Reports
In this report, Mills examines three Federal Aviation Administration programs in which government and industry work together to identify safety hazards by using voluntary regulatory partnership programs.

Based on his extensive research on the three programs, Mills concludes that although the programs can be improved, they are making a worthwhile contribution to airline safety. Mills argues that collaborative voluntary partnerships should be viewed as a complement to agency regulatory activities rather than as a replacement for the traditional command-and-control approach to regulation. Viewing voluntary activities as complementary to traditional regulatory activities will require a change in an organizational culture which has long considered the command-and-control approach its major regulatory option.

The focus of this report is quite timely given recent events prompting closer scrutiny of the relationship between government and industry. The Deepwater Horizon incident in the Gulf of Mexico has raised serious questions about the viability of real collaboration between the oil industry and its government regulator, the Minerals Management Service (now called the Bureau of Ocean Energy Management, Regulation, and Enforcement).

This report joins two recent IBM Center reports that have also examined the relationship between government agencies and private and nonprofit organizations. In their report, Food Safety—Emerging Public-Private Approaches: A Perspective for Local, State, and Government Leaders, Professors Noel P. Greis and Monica L. Nogueira recommend the creation of new co-regulation strategies to shape food safety policies that reflect mutual organizational and financial interests of both public and private sectors. Co-regulation activities might include setting risk-based inspection standards and jointly establishing best practices, enforcement, and monitoring approaches.

In another recent report, Strategies for Supporting Frontline Collaboration: Lessons from Stewardship Contracting, Cassandra Moseley describes collaborative partnerships created by the U.S. Forest Service and the Bureau of Land Management with both private companies and community-based nonprofit organizations to plan and execute land management initiatives, such as ecological restorations. Moseley found, as did Mills, that collaborative approaches require a major change in organizational culture.

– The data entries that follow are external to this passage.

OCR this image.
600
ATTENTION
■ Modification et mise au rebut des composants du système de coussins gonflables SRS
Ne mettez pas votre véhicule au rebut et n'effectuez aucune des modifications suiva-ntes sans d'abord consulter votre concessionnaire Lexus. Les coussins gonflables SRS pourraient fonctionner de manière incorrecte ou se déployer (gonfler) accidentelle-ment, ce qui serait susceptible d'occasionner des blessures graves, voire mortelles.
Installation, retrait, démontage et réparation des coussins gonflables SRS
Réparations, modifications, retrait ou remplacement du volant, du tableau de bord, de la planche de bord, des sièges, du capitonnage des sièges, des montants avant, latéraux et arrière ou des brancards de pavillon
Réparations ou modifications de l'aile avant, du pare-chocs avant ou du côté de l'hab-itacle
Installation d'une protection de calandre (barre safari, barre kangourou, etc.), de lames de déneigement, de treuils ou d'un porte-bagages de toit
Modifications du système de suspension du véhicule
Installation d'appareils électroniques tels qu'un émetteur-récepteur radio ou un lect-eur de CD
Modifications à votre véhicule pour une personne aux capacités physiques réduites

We trust that this report will add to a broader body of knowledge regarding collaborative approaches that government managers can use to achieve more effective results. For example, the International Civil Aviation Organization might want to follow the FAA’s example and set up their own voluntary regulatory partnership programs to improve international air safety, and to mitigate the risk associated with countries having their own varying sets of safety rules.

Based on the IBM Center’s recent research, there is evidence that collaborative voluntary partnerships can serve as a useful complement to more
traditional regulatory activities. Finding the right mix should be high on the agendas of government regulatory agencies.